Pour ne pas disparaître, Tavi a dû s’adapter. Dès 2010, elle annonce la création du magazine en ligne Rookie, inspiré de son blog mais surtout de Sassy, une publication des années 90 pour adolescentes fans d’indie rock. Tavi s’associe même avec la rédactrice en chef historique de Sassy, Jane Pratt. Lancé en septembre 2011, le site atteint le million de visite en six jours. Comme Sassy, Virgin Suicides ou les meilleurs romans initiatiques, Rookie esthétise l’adolescence et emprunte parfois ses mots à Joan Didion pour exprimer “cette conviction adolescente que ce que vous vivez n’est jamais arrivé à personne avant”. Sauf que si, et pour le prouver, Tavi crée la section “Ask a Grown Man” (“Demandez à un Adulte”), dans laquelle Jon Hamm, Paul Rudd ou Judd Apatow défilent pour donner des conseils aux ados. Le site est unanimement félicité pour son mélange de mode et de féminisme. Dans sa quête de culture, Tavi a découvert les Riot Grrrl, Daria, Ghost World, et n’hésite pas à profiter de la première semaine de Rookie pour rédiger un édito sur la façon dont l’Amérique encourage la compétition entre les femmes : “Vous n’êtes pas sexiste, vous avez juste été élevé autour d’un certain nombre d’entre eux, qui prennent la forme d’affreux magazines ou films dans lesquels les femmes se battent en permanence pour le même homme, le même titre, où le personnage principal observe l’autre fille avec les cheveux brillants, qui flirte avec un mec en souriant et ne ressent rien d’autre que de la rancœur.” “J’ai beaucoup de rêves pour Rookie, pose Gevinson. Il ne s’agit plus exclusivement de moi.”

“Ce pays est obsédé par la jeunesse, les gens y dépensent des fortunes pour combattre la seule chose dont on est sûr : que l’on vieillit tous, et qu’ensuite on meurt”

Et donc, en parallèle, Tavi s’est trouvé un nouveau métier : comédienne.
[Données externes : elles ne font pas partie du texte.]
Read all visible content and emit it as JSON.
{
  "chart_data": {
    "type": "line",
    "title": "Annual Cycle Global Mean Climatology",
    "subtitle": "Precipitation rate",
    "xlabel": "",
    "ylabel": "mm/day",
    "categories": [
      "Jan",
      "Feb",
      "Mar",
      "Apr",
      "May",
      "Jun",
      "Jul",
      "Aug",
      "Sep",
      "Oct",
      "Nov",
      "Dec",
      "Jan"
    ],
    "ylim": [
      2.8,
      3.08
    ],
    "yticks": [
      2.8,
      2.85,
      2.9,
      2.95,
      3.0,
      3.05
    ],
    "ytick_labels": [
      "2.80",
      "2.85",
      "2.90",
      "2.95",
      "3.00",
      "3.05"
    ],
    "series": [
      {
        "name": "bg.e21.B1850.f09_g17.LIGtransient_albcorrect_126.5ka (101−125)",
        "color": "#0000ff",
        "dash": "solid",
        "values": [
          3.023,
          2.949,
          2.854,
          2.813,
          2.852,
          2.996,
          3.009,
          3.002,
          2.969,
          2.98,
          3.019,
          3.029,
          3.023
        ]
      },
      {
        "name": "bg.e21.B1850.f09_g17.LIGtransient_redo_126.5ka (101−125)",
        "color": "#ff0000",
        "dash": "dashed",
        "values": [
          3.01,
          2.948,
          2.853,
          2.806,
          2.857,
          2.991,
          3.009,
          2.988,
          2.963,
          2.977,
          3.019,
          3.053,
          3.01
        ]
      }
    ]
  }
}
Qu’elle avait déjà en réalité commencé à sonder plus tôt. À peine diplômée du lycée, Tavi déménage seule dans le centre de Chicago et décroche son premier rôle au théâtre : elle joue dans This Is Our Youth de Kenneth Lonergan, aux côtés de Michael Cera. Son rôle est celui d’une jeune fille anxieuse qui essaie de grandir dans l’Amérique de Reagan. À 18 ans, elle croit à peine à sa chance: “Je n’arrêtais pas de me rappeler que j’avais eu le rôle légitimement, que j’avais passé plusieurs auditions, que le metteur en scène ne savait pas qui j’étais quand il m’a choisie…” À la suite de cette expérience, Tavi enchaîne les pièces et le cinéma, et zappe finalement la fac. “Même si c’est vrai que certaines grosses productions choisissent des acteurs selon leur nombre de followers sur Instagram, j’ai dû auditionner pour tout”, précise-t-elle. Et à ceux qui doutent de ce qu’elle raconte, Tavi offre en guise de réponse un haussement d’épaules. Elle a déjà connu tout cela. “Quand j’écrivais le blog, les gens pensaient que je ne méritais pas ma place aux défilés. Mais dans le même temps, les premiers rangs étaient remplis de ‘filles de’, qui venaient juste d’une famille avec de l’argent et qui n’avaient même pas de job. De toute façon, c’est comme ça. La mode n’est pas une méritocratie, Hollywood n’est pas une méritocratie. L’Amérique n’est pas une méritocratie.”